Many of you have asked that when you view a notification in the portal, the counter will be reset, meaning that it will no longer appear with the red icon. Going forward, this will be the case, giving you an easy way to clear your notifications.

Integrated help and support experience in Flow designer

It’s now much easier to seek help and support from within Microsoft Flow. Previously, you would be redirected to a generic experience at support.microsoft.com to get support. Now, when you need support, you can get started from inside the [Microsoft Flow portal(https://flow.microsoft.com/support/). You can first narrow down the problem that you are facing by walking through a logical set of questions. Next, you’ll be provided with a curated list of solutions to your problem that are sourced from Flow documentation, blog posts, community forums, and KB articles to get self-help for the issue at hand:

New support request

We hope that these self-help solutions will enable you to fix the issue quickly. If you still want further assistance you can open a support ticket from the Microsoft Flow portal experience without losing your context. Finally, you can also provide more specific details like the URL of the flow that is impacted and run details.

Support request details

Microsoft Flow Web APIs available

We are seeing greater demand from customers looking for makers and administrators to automate application lifecycle management tasks and automate the permissions and governance of flows within a tenant. Last semester we released this detailed guidance about governance of Microsoft Flow, including rich management connectors that allow you to automate lifecycle tasks from inside of Microsoft Flow itself.

Now, we are fully documenting all the APIs that organizations need to build additional tooling to streamline their processes – in whatever language they want. The APIs are based the Common Data Service for Apps Web API and cover:

  • List flows
  • Create a flow
  • Update a flow
  • Get all users with whom a flow is shared
  • Share or unshare a flow
  • Export flows
  • Import flows

These APIs work for both makers and environment administrators. Note that these APIs cover the management of flows included on the Solutions tab in Microsoft Flow. Currently, flows under My Flows are not supported by these APIs. Start on our documentation site with the full Microsoft Flow Web API.

Eight new connectors

This month there are eight new connectors from partners and Microsoft services released:

  • Expiration Reminder – Expiration Reminder allows tracking of expiration dates and renewals for software licenses, contracts, employee certifications, permits, warranties, etc.
  • CandidateZip – CandidateZip is cloud based resume/CV or Job Parser which converts resumes/CV and jobs to standard fields.

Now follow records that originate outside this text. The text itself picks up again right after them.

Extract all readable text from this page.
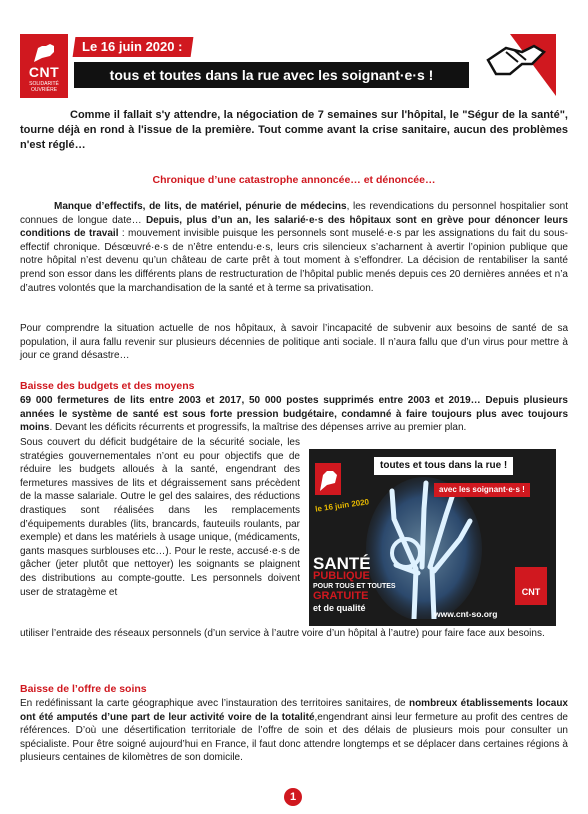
CNT
SOLIDARITÉ OUVRIÈRE
Le 16 juin 2020 :
tous et toutes dans la rue avec les soignant·e·s !
Comme il fallait s'y attendre, la négociation de 7 semaines sur l'hôpital, le "Ségur de la santé", tourne déjà en rond à l'issue de la première. Tout comme avant la crise sanitaire, aucun des problèmes n'est réglé…
Chronique d’une catastrophe annoncée… et dénoncée…

Manque d’effectifs, de lits, de matériel, pénurie de médecins, les revendications du personnel hospitalier sont connues de longue date… Depuis, plus d’un an, les salarié·e·s des hôpitaux sont en grève pour dénoncer leurs conditions de travail : mouvement invisible puisque les personnels sont muselé·e·s par les assignations du fait du sous-effectif chronique. Désœuvré·e·s de n’être entendu·e·s, leurs cris silencieux s’acharnent à avertir l’opinion publique que notre hôpital n’est devenu qu’un château de carte prêt à tout moment à s’effondrer. La décision de rentabiliser la santé prend son essor dans les différents plans de restructuration de l’hôpital public menés depuis ces 20 dernières années et n’a d’autres volontés que la marchandisation de la santé et à terme sa privatisation.

Pour comprendre la situation actuelle de nos hôpitaux, à savoir l’incapacité de subvenir aux besoins de santé de sa population, il aura fallu revenir sur plusieurs décennies de politique anti sociale. Il n’aura fallu que d’un virus pour mettre à jour ce grand désastre…

Baisse des budgets et des moyens

69 000 fermetures de lits entre 2003 et 2017, 50 000 postes supprimés entre 2003 et 2019… Depuis plusieurs années le système de santé est sous forte pression budgétaire, condamné à faire toujours plus avec toujours moins. Devant les déficits récurrents et progressifs, la maîtrise des dépenses arrive au premier plan.

Sous couvert du déficit budgétaire de la sécurité sociale, les stratégies gouvernementales n’ont eu pour objectifs que de réduire les budgets alloués à la santé, engendrant des fermetures massives de lits et dégraissement sans précèdent de la masse salariale. Outre le gel des salaires, des réductions drastiques sont réalisées dans les remplacements d’équipements durables (lits, brancards, fauteuils roulants, par exemple) et dans les matériels à usage unique, (médicaments, gants masques surblouses etc…). Pour le reste, accusé·e·s de gâcher (jeter plutôt que nettoyer) les soignants se plaignent des distributions au compte-goutte. Les personnels doivent user de stratagème et

utiliser l’entraide des réseaux personnels (d’un service à l’autre voire d’un hôpital à l’autre) pour faire face aux besoins.

toutes et tous dans la rue !
avec les soignant·e·s !
le 16 juin 2020
SANTÉ
PUBLIQUE
POUR TOUS ET TOUTES
GRATUITE
et de qualité
CNT
www.cnt-so.org
Baisse de l’offre de soins

En redéfinissant la carte géographique avec l’instauration des territoires sanitaires, de nombreux établissements locaux ont été amputés d’une part de leur activité voire de la totalité,engendrant ainsi leur fermeture au profit des centres de références. D’où une désertification territoriale de l’offre de soin et des délais de plusieurs mois pour consulter un spécialiste. Pour être soigné aujourd’hui en France, il faut donc attendre longtemps et se déplacer dans certaines régions à plusieurs centaines de kilomètres de son domicile.

1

This extract contact/location, experience, education, salary, skills, and others fields from resumes/CV.
  • TDox – TDox Connector for customer, products and list items
  • OneBlink – OneBlink empowers business users to create and deploy digital forms for enterprise and government organisations as web and native apps, while allowing developers to customise, extend, or harness the forms through their own custom apps. Connect your OneBlink forms with Flow to allow easy integration of your form data into your backend systems or databases without the need to write complex integration code.
  • Webex Teams – Webex Teams enables continuous teamwork with video meetings, group messaging, file sharing, and white boarding. Always available. Cisco secure. With the Webex Teams connector, you can send and receive messages, manage files, and manage spaces and teams.
  • Cloud App Security – Microsoft Cloud App Security gives you visibility into your cloud apps and services, provides sophisticated analytics to identify and combat cyberthreats and enables you to control how your data travels.
  • Windows Defender Advanced Threat Protection (ATP) – Windows Defender Advanced Threat Protection (ATP) is a unified platform for preventative protection, post-breach detection, automated investigation, and response. Read more about it here: http://aka.ms/wdatp
  • Yeelight – Yeelight allows you to control the settings of compatible devices for smart lighting applications.